Con más de 500 invitados, el Luna Park vivió este martes de una noche muy especial por la celebración de los Premios Martín Fierro de Cable. Durante toda la ceremonia, hubo varios discursos emotivos pero hubo uno de tinte más encendido y futbolero que llamó la atención de todos los presentes.
Se trató del que brindó el periodista platense Esteban Trebucq, al subir al estrado tras ganar en la terna Revelación por su labor en Crónica HD, que se disputaba con Héctor Rossi (Canal 26), Florencia Maignon (TNT Sports), Jason Mayne (TN) y Juan Amorín (C5N). “Estoy muy emocionado. Primero, gracias a las autoridades del canal que están por allá, Raúl, Marcelo, Facu, hermano de la vida, gracias de verdad, gracias por confiar en mí”, comenzó.
Luego, y en tono más enérgico, expresó: “Mientras venía caminando, se me vino a la mente una frase que marca a muchas personas como yo, que la dijo el gran maestro Osvaldo Juan Zubeldía, que alguna vez enseñó a unos jóvenes entusiastas, socios del anonimato pero que tenían talento, les dijo: 'La rosa de la gloria tiene espinas' ¿Y saben qué? Y voy a ser exégeta de mi premio, esto es el esfuerzo, me rompí el culo 30 años, 20 años en una redacción. De verdad, gracias”.
Acto seguido, hizo referencia a su familia: “Y sobre todo a las madres de mis hijas que dejaron que Delfina y Lupe, que son los amores de mi vida, me dieran tiempo para ejercer esta profesión que amo”. Y agregó: “¿Saben lo que hizo Zubeldía con el Estudiantes campeón del mundo? Les dijo que había que trabajar. ¿Y saben a dónde los llevó? A la estación del Roca, a las seis de la mañana un día martes, para que vean cómo laburaban. Y esto, insisto, no es fruto de las casualidades, que son efímeras, frugales y pasatistas, esto es fruto del esfuerzo. Porque acá hay una causa ¿Saben cuál es? El periodismo”, enfatizó.

Por último, cerró: “Se lo dedico a todos aquellos periodistas como yo, que básicamente militan por el dato, por la verdad y por un país mejor. Gracias”. En ese momento, recibió una ovación de todos los presentes, que se conmovieron con su discurso.
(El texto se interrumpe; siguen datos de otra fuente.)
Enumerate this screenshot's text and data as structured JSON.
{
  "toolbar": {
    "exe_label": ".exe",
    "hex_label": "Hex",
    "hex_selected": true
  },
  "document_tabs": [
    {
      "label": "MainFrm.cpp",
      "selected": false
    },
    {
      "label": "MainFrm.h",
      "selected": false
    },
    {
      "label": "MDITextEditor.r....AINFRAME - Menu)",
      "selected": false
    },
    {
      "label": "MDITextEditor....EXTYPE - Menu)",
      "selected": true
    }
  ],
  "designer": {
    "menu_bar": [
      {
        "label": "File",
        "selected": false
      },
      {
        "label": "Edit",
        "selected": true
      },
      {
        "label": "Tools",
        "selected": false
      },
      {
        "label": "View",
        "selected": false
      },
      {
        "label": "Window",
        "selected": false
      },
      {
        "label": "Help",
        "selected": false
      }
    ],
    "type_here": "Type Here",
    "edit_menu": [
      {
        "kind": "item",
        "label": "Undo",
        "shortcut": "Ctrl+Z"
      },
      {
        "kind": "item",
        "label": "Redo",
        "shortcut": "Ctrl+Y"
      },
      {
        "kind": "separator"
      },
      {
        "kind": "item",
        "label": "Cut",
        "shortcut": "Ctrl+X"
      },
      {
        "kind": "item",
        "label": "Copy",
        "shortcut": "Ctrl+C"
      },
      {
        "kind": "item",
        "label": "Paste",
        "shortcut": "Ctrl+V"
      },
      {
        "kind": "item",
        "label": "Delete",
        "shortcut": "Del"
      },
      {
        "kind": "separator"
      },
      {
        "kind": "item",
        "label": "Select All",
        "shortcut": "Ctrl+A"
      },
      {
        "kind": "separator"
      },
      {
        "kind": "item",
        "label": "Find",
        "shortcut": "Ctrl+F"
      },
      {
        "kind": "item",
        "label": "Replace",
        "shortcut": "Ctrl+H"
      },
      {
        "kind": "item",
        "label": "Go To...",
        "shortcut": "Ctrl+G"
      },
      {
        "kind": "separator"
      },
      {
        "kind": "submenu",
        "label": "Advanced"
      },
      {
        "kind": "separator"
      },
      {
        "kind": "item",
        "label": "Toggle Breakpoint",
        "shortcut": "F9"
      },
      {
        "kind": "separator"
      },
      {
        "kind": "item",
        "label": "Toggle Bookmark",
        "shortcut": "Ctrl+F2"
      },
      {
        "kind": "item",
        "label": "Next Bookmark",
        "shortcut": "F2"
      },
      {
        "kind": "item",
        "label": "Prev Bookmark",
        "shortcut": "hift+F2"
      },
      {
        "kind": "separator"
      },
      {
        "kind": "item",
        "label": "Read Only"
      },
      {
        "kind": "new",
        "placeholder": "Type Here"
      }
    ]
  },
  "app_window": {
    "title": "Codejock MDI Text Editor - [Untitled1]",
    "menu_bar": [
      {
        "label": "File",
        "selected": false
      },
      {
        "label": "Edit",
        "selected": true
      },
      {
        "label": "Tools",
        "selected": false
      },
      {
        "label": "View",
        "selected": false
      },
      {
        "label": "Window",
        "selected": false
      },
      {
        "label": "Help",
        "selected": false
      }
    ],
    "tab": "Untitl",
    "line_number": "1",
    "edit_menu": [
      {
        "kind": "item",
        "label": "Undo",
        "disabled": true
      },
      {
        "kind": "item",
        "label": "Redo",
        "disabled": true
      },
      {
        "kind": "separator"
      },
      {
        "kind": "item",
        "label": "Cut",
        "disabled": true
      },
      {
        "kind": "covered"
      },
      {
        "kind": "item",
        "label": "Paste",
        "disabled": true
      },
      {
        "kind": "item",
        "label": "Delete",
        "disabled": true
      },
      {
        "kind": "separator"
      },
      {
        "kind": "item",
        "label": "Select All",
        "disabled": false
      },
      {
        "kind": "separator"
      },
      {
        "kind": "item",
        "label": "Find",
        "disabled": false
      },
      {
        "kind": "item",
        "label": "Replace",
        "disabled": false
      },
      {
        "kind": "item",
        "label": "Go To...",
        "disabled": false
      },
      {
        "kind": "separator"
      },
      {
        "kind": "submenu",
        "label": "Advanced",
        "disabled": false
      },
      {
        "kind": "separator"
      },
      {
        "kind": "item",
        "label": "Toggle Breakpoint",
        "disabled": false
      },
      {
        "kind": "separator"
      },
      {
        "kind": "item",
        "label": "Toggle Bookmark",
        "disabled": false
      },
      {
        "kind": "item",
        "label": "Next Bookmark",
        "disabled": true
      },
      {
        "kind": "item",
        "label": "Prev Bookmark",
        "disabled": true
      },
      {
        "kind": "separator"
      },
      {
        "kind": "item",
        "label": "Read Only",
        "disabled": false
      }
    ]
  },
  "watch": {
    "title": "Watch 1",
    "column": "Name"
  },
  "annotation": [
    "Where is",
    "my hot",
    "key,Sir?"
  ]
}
No está demás decir que Osvaldo Zubeldía es un prócer y el máximo ídolo del pueblo pincharrata. Un hombre que dejó una impronta en el club y que en su etapa como entrenador convenció a sus jugadores de no ahorrar energías, algo que lo dejó bien en claro en el Old Trafford, cuando su Estudiantes se consagró campeón del mundo.